I have, for a number of years been working with a satellite communications system where the message payload is 10.5 bytes. To make the best use of this data packet the information must be packed into the data block without leaving any unused bits between the fields. This means making extensive use of bitwise and shift operators to take the information values and pack them into the payload being transmitted.
Basically, you use them due to size and speed considerations. Bitwise operations are incredibly simple and thus usually faster than arithmetic operations. For example to get the green portion of an rgb value, the arithmetic approach is
(rgb / 256) % 256. With bitwise operations you would do something as
(rgb >> 8) & 0xFF. The latter is significantly faster and once you're used to it, its also easier. Generally bitwise operations come into play a lot when you need to encode/decode data in a compact and fast way.
These kind of operations are often used when writing for embedded systems where memory or CPU power is restricted.
For example, to save space you may store multiple variables in a single 8-bit int variable by using each bit to represent a boolean. Then you need a fast way to set a specific bit or retrieve the bit value.
Generally when programming in higher level languages like C# on a desktop PC with Gigabytes of memory, you don't really care that each
bool takes up a whole byte. But if you're programming a microcontroller in C with 2kb of memory, every single bit counts, so the ability to pack 8 bools into a single byte may be critical.
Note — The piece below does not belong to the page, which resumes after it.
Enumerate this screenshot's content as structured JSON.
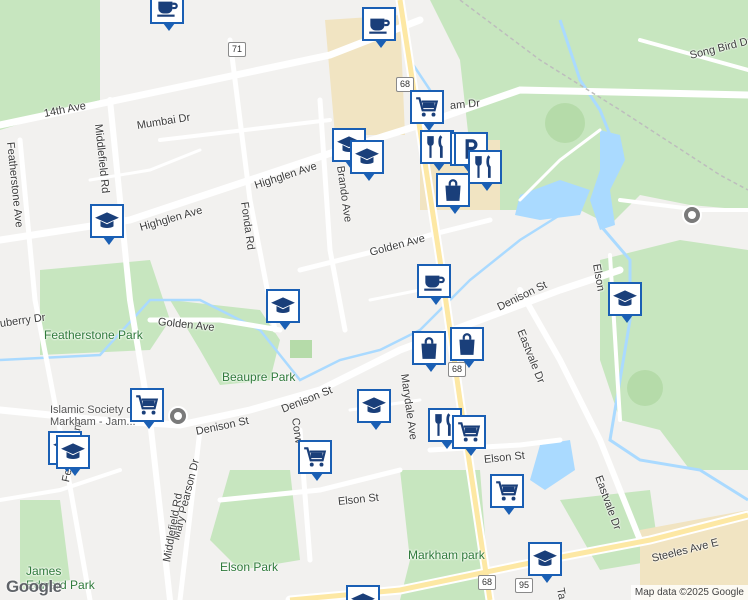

Bitwise operations are also used frequently in video and audio codecs, for the same reason as in embedded electronics; being able to pack five flags and an eleven bit timer into half an int is very useful when you want to make a super-efficient video codec.
In fact, MPEG 4 even uses exponential Golomb encoding for variable-bit-length fields. A value that was 17 or 19 bits wide last packet might be only three or five bits wide this packet - and you'd figure all that out with bitwise operations.
Tricks that combine bitwise logical operations, bitwise shift operations and arithmetic operations can be understood by people who have studied the construction of a binary adder using logic gates (and, or, not). Outside that circle, it is very difficult to understand without a detailed comment.
It is useful when programming SIMD units, especially if the CPU's architecture intentionally left out some SIMD instructions because they could be emulated by a few others.
For example, the architecture may not define any instructions for taking the negative values of a group of 16 bytes, but that can be emulated by bitwise negating and then adding 1. Likewise, subtraction can be omitted too, because it can be emulated by taking the negative of the second operand. The availability of the "alternate route" is the reason for omitting certain instructions.
Likewise, the SIMD may only support parallel 8-bit addition, without implementing addition for wider elements such as 16-bit, 32-bit or 64-bit. To emulate them, one needs to extract the sign bit from the 8-bit calculation result, then perform the carry operation on the next element.